Shaping Public Opinion

Women's Organizations



Service to Country

Votes for Women


Where are the Women:
Examples from the LVA Collections



Related Resources

image of Adèle Goodman Clark



Return to Notable Virginia Women

A founding member of the Virginia suffrage movement, as well as an accomplished artist, Adèle Goodman Clark studied at the Art Club of Richmond and in 1906 received a scholarship to the New York School of Fine and Applied Arts, where she studied with William Merritt Chase and Robert Henri. Returning to Virginia, Clark taught at the Art Club of Richmond, and she and fellow artist Nora Houston established the Atelier, a training ground for a generation of Virginia artists, including Theresa Pollak.

In 1909, Clark and eighteen other civic-minded women founded the Equal Suffrage League, which became one of the most vital suffrage organizations in the South. Clark was elected secretary. She later helped direct legislative initiatives, designed and drew postcards, organized suffrage rallies, and went on speaking tours that helped establish chapters throughout the state. Clark would set up her easel and start painting to lure the curious to suffrage speeches. Defeat of woman suffrage resolutions in the Virginia legislature in 1914 and 1916 convinced Virginia suffragists to work primarily for the passage of a federal amendment. Despite their efforts, Virginia was one of the nine southern states that refused to grant the vote to women. Virginia did not ratify the Nineteenth Amendment until 1952. Clark was selected as the first chair of the newly organized League of Women Voters in 1920 and became president in 1921—a position she held for eighteen years.

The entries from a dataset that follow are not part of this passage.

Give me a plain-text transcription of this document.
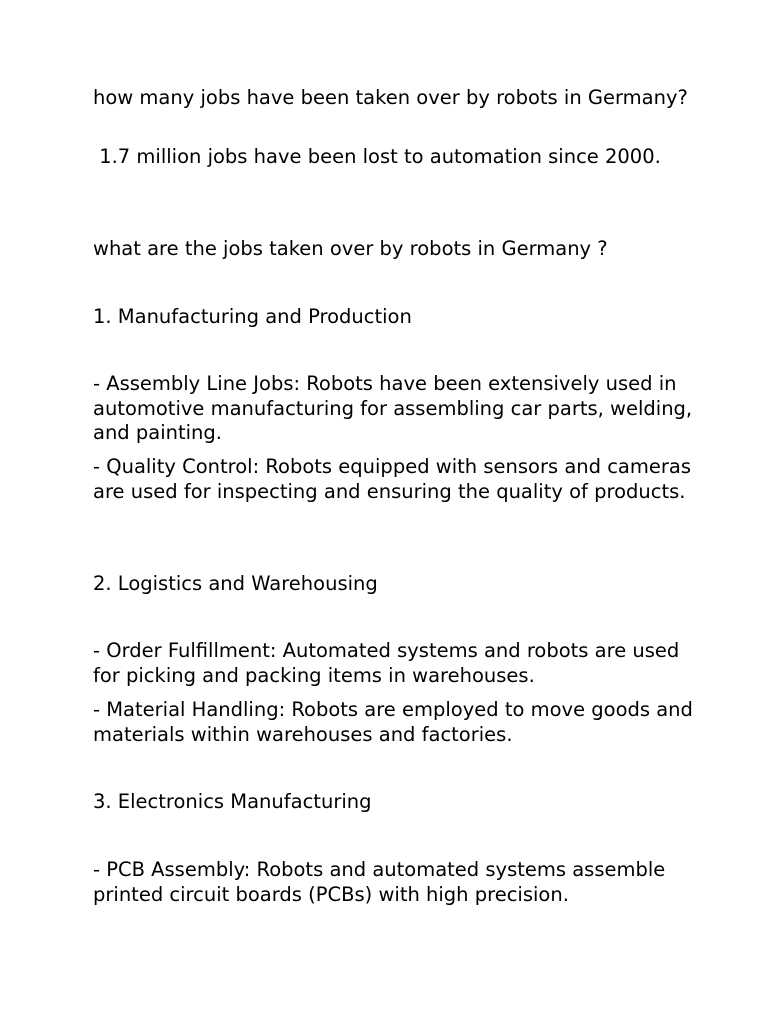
how many jobs have been taken over by robots in Germany?

1.7 million jobs have been lost to automation since 2000.

what are the jobs taken over by robots in Germany ?

1. Manufacturing and Production

- Assembly Line Jobs: Robots have been extensively used in automotive manufacturing for assembling car parts, welding, and painting.

- Quality Control: Robots equipped with sensors and cameras are used for inspecting and ensuring the quality of products.

2. Logistics and Warehousing

- Order Fulfillment: Automated systems and robots are used for picking and packing items in warehouses.

- Material Handling: Robots are employed to move goods and materials within warehouses and factories.

3. Electronics Manufacturing

- PCB Assembly: Robots and automated systems assemble printed circuit boards (PCBs) with high precision.
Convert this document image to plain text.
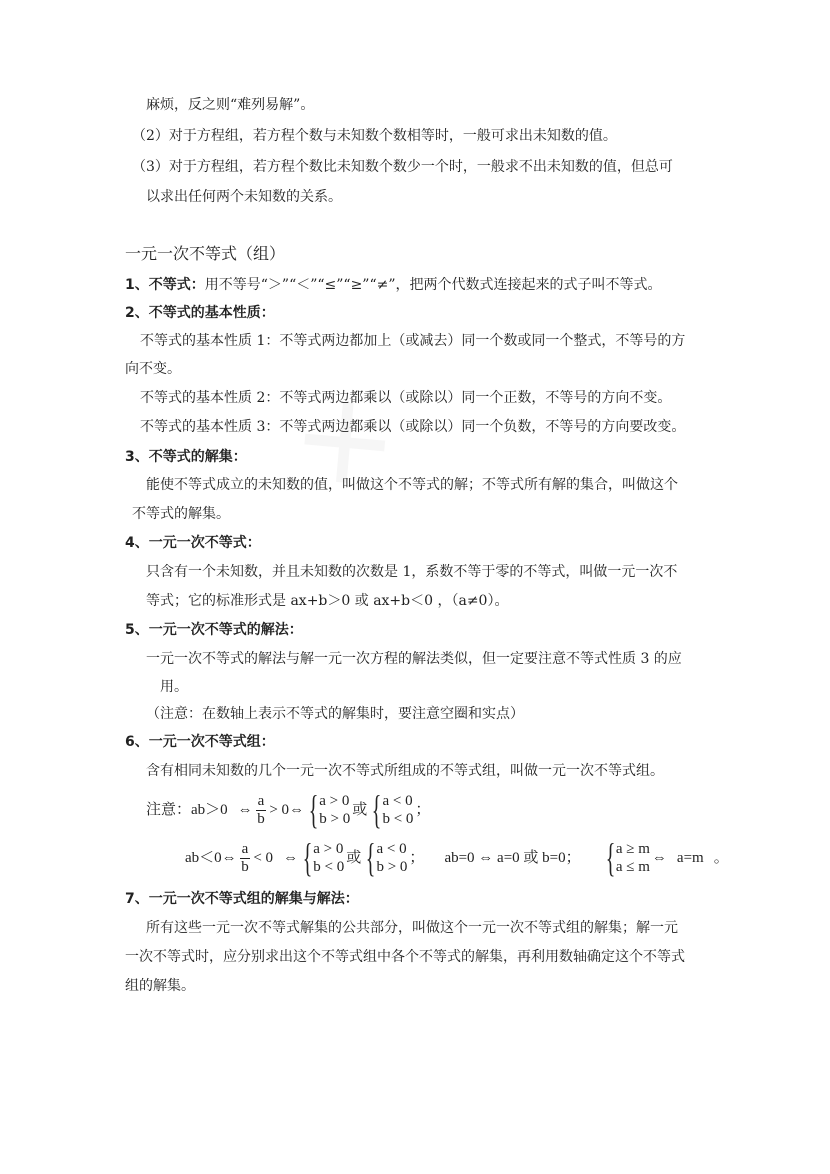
麻烦，反之则“难列易解”。
（2）对于方程组，若方程个数与未知数个数相等时，一般可求出未知数的值。
（3）对于方程组，若方程个数比未知数个数少一个时，一般求不出未知数的值，但总可
以求出任何两个未知数的关系。
一元一次不等式（组）
1、不等式：用不等号“＞”“＜”“≤”“≥”“≠”，把两个代数式连接起来的式子叫不等式。
2、不等式的基本性质：
不等式的基本性质 1：不等式两边都加上（或减去）同一个数或同一个整式，不等号的方
向不变。
不等式的基本性质 2：不等式两边都乘以（或除以）同一个正数，不等号的方向不变。
不等式的基本性质 3：不等式两边都乘以（或除以）同一个负数，不等号的方向要改变。
3、不等式的解集：
能使不等式成立的未知数的值，叫做这个不等式的解；不等式所有解的集合，叫做这个
不等式的解集。
4、一元一次不等式：
只含有一个未知数，并且未知数的次数是 1，系数不等于零的不等式，叫做一元一次不
等式；它的标准形式是 ax+b＞0 或 ax+b＜0 ，（a≠0）。
5、一元一次不等式的解法：
一元一次不等式的解法与解一元一次方程的解法类似，但一定要注意不等式性质 3 的应
用。
（注意：在数轴上表示不等式的解集时，要注意空圈和实点）
6、一元一次不等式组：
含有相同未知数的几个一元一次不等式所组成的不等式组，叫做一元一次不等式组。
注意：ab＞0 ⇔ $\frac{a}{b} > 0$ ⇔ { a > 0
b > 0
或 { a < 0
b < 0
；
ab＜0 ⇔ $\frac{a}{b} < 0$ ⇔ { a > 0
b < 0
或 { a < 0
b > 0
； ab=0 ⇔ a=0 或 b=0； { a ≥ m
a ≤ m
⇔ a=m 。
7、一元一次不等式组的解集与解法：
所有这些一元一次不等式解集的公共部分，叫做这个一元一次不等式组的解集；解一元
一次不等式时，应分别求出这个不等式组中各个不等式的解集，再利用数轴确定这个不等式
组的解集。
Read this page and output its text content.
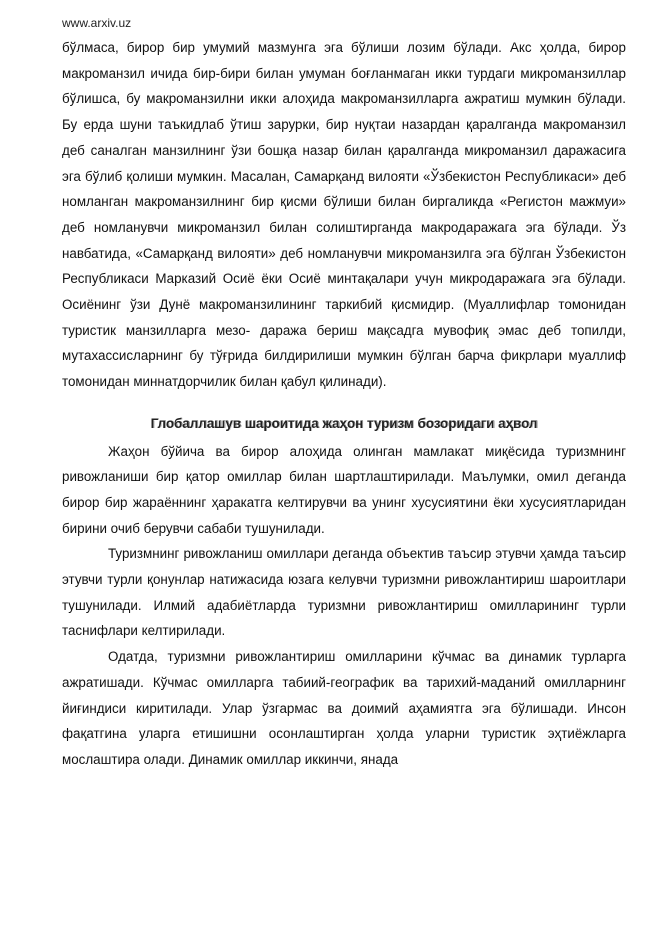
www.arxiv.uz

бўлмаса, бирор бир умумий мазмунга эга бўлиши лозим бўлади. Акс ҳолда, бирор макроманзил ичида бир-бири билан умуман боғланмаган икки турдаги микроманзиллар бўлишса, бу макроманзилни икки алоҳида макроманзилларга ажратиш мумкин бўлади. Бу ерда шуни таъкидлаб ўтиш зарурки, бир нуқтаи назардан қаралганда макроманзил деб саналган манзилнинг ўзи бошқа назар билан қаралганда микроманзил даражасига эга бўлиб қолиши мумкин. Масалан, Самарқанд вилояти «Ўзбекистон Республикаси» деб номланган макроманзилнинг бир қисми бўлиши билан биргаликда «Регистон мажмуи» деб номланувчи микроманзил билан солиштирганда макродаражага эга бўлади. Ўз навбатида, «Самарқанд вилояти» деб номланувчи микроманзилга эга бўлган Ўзбекистон Республикаси Марказий Осиё ёки Осиё минтақалари учун микродаражага эга бўлади. Осиёнинг ўзи Дунё макроманзилининг таркибий қисмидир. (Муаллифлар томонидан туристик манзилларга мезо- даража бериш мақсадга мувофиқ эмас деб топилди, мутахассисларнинг бу тўғрида билдирилиши мумкин бўлган барча фикрлари муаллиф томонидан миннатдорчилик билан қабул қилинади).

Глобаллашув шароитида жаҳон туризм бозоридаги аҳвол

Жаҳон бўйича ва бирор алоҳида олинган мамлакат миқёсида туризмнинг ривожланиши бир қатор омиллар билан шартлаштирилади. Маълумки, омил деганда бирор бир жараённинг ҳаракатга келтирувчи ва унинг хусусиятини ёки хусусиятларидан бирини очиб берувчи сабаби тушунилади.

Туризмнинг ривожланиш омиллари деганда объектив таъсир этувчи ҳамда таъсир этувчи турли қонунлар натижасида юзага келувчи туризмни ривожлантириш шароитлари тушунилади. Илмий адабиётларда туризмни ривожлантириш омилларининг турли таснифлари келтирилади.

Одатда, туризмни ривожлантириш омилларини кўчмас ва динамик турларга ажратишади. Кўчмас омилларга табиий-географик ва тарихий-маданий омилларнинг йиғиндиси киритилади. Улар ўзгармас ва доимий аҳамиятга эга бўлишади. Инсон фақатгина уларга етишишни осонлаштирган ҳолда уларни туристик эҳтиёжларга мослаштира олади. Динамик омиллар иккинчи, янада
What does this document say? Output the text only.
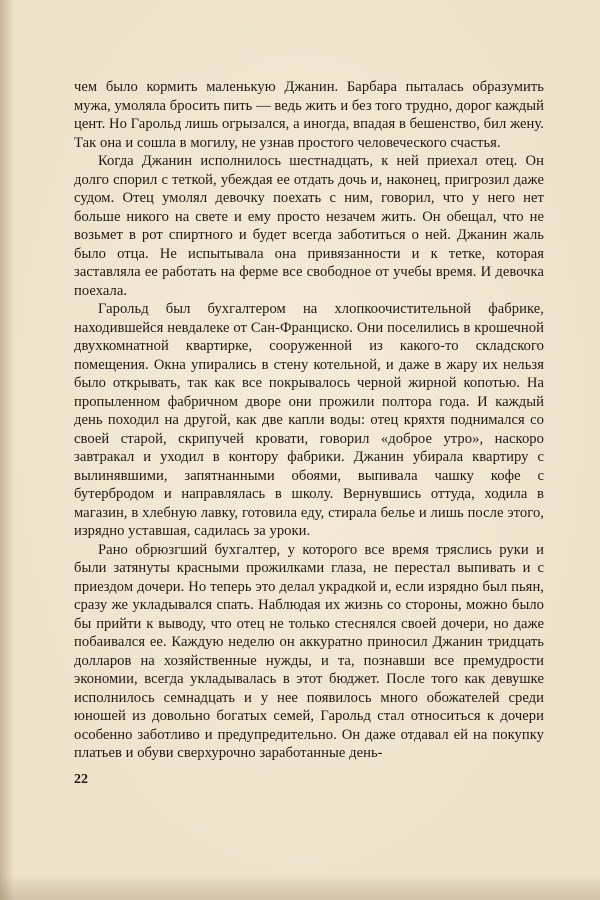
чем было кормить маленькую Джанин. Барбара пыталась образумить мужа, умоляла бросить пить — ведь жить и без того трудно, дорог каждый цент. Но Гарольд лишь огрызался, а иногда, впадая в бешенство, бил жену. Так она и сошла в могилу, не узнав простого человеческого счастья.

Когда Джанин исполнилось шестнадцать, к ней приехал отец. Он долго спорил с теткой, убеждая ее отдать дочь и, наконец, пригрозил даже судом. Отец умолял девочку поехать с ним, говорил, что у него нет больше никого на свете и ему просто незачем жить. Он обещал, что не возьмет в рот спиртного и будет всегда заботиться о ней. Джанин жаль было отца. Не испытывала она привязанности и к тетке, которая заставляла ее работать на ферме все свободное от учебы время. И девочка поехала.

Гарольд был бухгалтером на хлопкоочистительной фабрике, находившейся невдалеке от Сан-Франциско. Они поселились в крошечной двухкомнатной квартирке, сооруженной из какого-то складского помещения. Окна упирались в стену котельной, и даже в жару их нельзя было открывать, так как все покрывалось черной жирной копотью. На пропыленном фабричном дворе они прожили полтора года. И каждый день походил на другой, как две капли воды: отец кряхтя поднимался со своей старой, скрипучей кровати, говорил «доброе утро», наскоро завтракал и уходил в контору фабрики. Джанин убирала квартиру с вылинявшими, запятнанными обоями, выпивала чашку кофе с бутербродом и направлялась в школу. Вернувшись оттуда, ходила в магазин, в хлебную лавку, готовила еду, стирала белье и лишь после этого, изрядно уставшая, садилась за уроки.

Рано обрюзгший бухгалтер, у которого все время тряслись руки и были затянуты красными прожилками глаза, не перестал выпивать и с приездом дочери. Но теперь это делал украдкой и, если изрядно был пьян, сразу же укладывался спать. Наблюдая их жизнь со стороны, можно было бы прийти к выводу, что отец не только стеснялся своей дочери, но даже побаивался ее. Каждую неделю он аккуратно приносил Джанин тридцать долларов на хозяйственные нужды, и та, познавши все премудрости экономии, всегда укладывалась в этот бюджет. После того как девушке исполнилось семнадцать и у нее появилось много обожателей среди юношей из довольно богатых семей, Гарольд стал относиться к дочери особенно заботливо и предупредительно. Он даже отдавал ей на покупку платьев и обуви сверхурочно заработанные день-

22
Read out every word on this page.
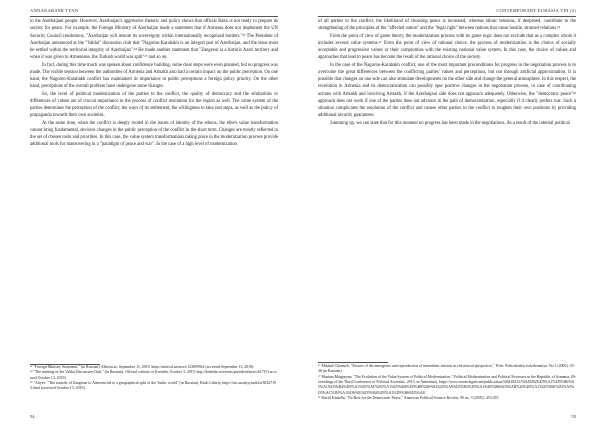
ANNAKARAMI TYAN

to the Azerbaijani people. However, Azerbaijan's aggressive rhetoric and policy shows that official Baku is not ready to prepare its society for peace. For example, the Foreign Ministry of Azerbaijan made a statement that if Armenia does not implement the UN Security Council resolutions, "Azerbaijan will restore its sovereignty within internationally recognized borders."¹³ The President of Azerbaijan announced at the "Valdai" discussion club that "Nagorno-Karabakh is an integral part of Azerbaijan, and the issue must be settled within the territorial integrity of Azerbaijan".¹⁴ He made another statement that "Zangezur is a historic Azeri territory and when it was given to Armenians, the Turkish world was split"¹⁵ and so on.

In fact, during this time much was spoken about confidence building, some clear steps were even planned, but no progress was made. The visible tension between the authorities of Armenia and Artsakh also had a certain impact on the public perception. On one hand, the Nagorno-Karabakh conflict has maintained its importance in public perceptions a foreign policy priority. On the other hand, perceptions of the overall problem have undergone some changes.

So, the level of political modernization of the parties to the conflict, the quality of democracy and the similarities or differences of values are of crucial importance in the process of conflict resolution for the region as well. The value system of the parties determines the perception of the conflict, the ways of its settlement, the willingness to take real steps, as well as the policy of propaganda towards their own societies.

At the same time, when the conflict is deeply rooted in the issues of identity of the ethnos, the elite's value transformation cannot bring fundamental, decisive changes in the public perception of the conflict in the short term. Changes are mostly reflected in the set of chosen tools and priorities. In this case, the value system transformations taking place in the modernization process provide additional tools for maneuvering in a "paradigm of peace and war". In the case of a high level of modernization

¹³ "Foreign Ministry Statement," (in Russian), Minval.az, September 11, 2019, https://minval.az/news/123899942 (accessed September 13, 2019).

¹⁴ "The meeting of the Valdai Discussion Club," (in Russian), Official website of Kremlin, October 3, 2019, http://kremlin.ru/events/president/news/61719 (accessed October 13, 2019).

¹⁵ "Aliyev: "The transfer of Zangezur to Armenia led to a geographical split of the Turkic world" (in Russian), Rudo Liberty, https://rus.azattyq.mobi/a/30227193.html (accessed October 13, 2019).

54
CONTEMPORARY EURASIA VIII (2)

of all parties to the conflict, the likelihood of choosing peace is increased, whereas ethnic tensions, if deepened, contribute to the strengthening of the principles of the "affected nation" and the "legal right" between nations that cause hostile, strained relations.¹⁶

From the point of view of game theory, the modernization process with its game logic does not exclude that as a complex whole it includes several value systems.¹⁷ From the point of view of rational choice, the process of modernization is the choice of socially acceptable and progressive values or their compromise with the existing national value system. In this case, the choice of values and approaches that lead to peace has become the result of the rational choice of the society.

In the case of the Nagorno-Karabakh conflict, one of the most important preconditions for progress in the negotiation process is to overcome the great differences between the conflicting parties' values and perceptions, but not through artificial approximation. It is possible that changes on one side can also stimulate developments on the other side and change the general atmosphere. In this respect, the revolution in Armenia and its democratization can possibly spur positive changes in the negotiation process, in case of coordinating actions with Artsakh and involving Artsakh, if the Azerbaijani side does not approach adequately. Otherwise, the "democratic peace"¹⁸ approach does not work if one of the parties does not advance in the path of democratization, especially if it clearly prefers war. Such a situation complicates the resolution of the conflict and causes other parties to the conflict to toughen their own positions by providing additional security guarantees.

Summing up, we can state that for this moment no progress has been made in the negotiations. As a result of the internal political

¹⁶ Mikhail Cherniyk, "Factors of the emergence and reproduction of interethnic tension in a historical perspective," Polis. Politicheskie issledovaniya, No 5 (2006): 25-36 (in Russian).

¹⁷ Mariam Margaryan, "The Evolution of the Value System of Political Modernization," Political Modernization and Political Processes in the Republic of Armenia, (Proceedings of the Third Conference of Political Scientists, 2013, in Armenian), https://www.researchgate.net/publication/326418412/%D4%B2%D5%A1%D5%B6%D5%A1%D5%B4%D5%A1%D5%AF%D5%A1%D5%B6%D5%B8%D6%82%D5%A9%D5%B5%D5%A1%D5%B6%D5%AB%20%D5%A1%D5%BE%D5%A5%D5%AC%D5%A1%D6%81%D5%B4%D5%A1%D5%B6%D5%A8

¹⁸ David Kinsella, "No Rest for the Democratic Peace," American Political Science Review, 99 no. 3 (2005): 453-457.

55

Her work involving social issues and governmental efficiency expanded in 1924 when she was elected to the board of the National League of Women Voters.

In 1922 Governor E. Lee Trinkle appointed Clark to the Commission on the Simplification of State and Local Government. Four years later, Governor Harry F. Byrd Jr. appointed her to the Liberal Arts College for Women Commission, a nine-member group studying the feasibility of establishing a new liberal arts college for women in Virginia. During the 1930s, Clark worked as a field supervisor for the National Reemployment Service. She later became the Virginia Arts Project Director of the Work Projects Administration, laboring to provide employment opportunities for artists in the state. In her later years, Clark remained active in the Richmond community as a member of the Richmond Diocesan Council of Catholic Women and the Virginia Art Commission. Adèle Clark died at the age of 100 in 1983.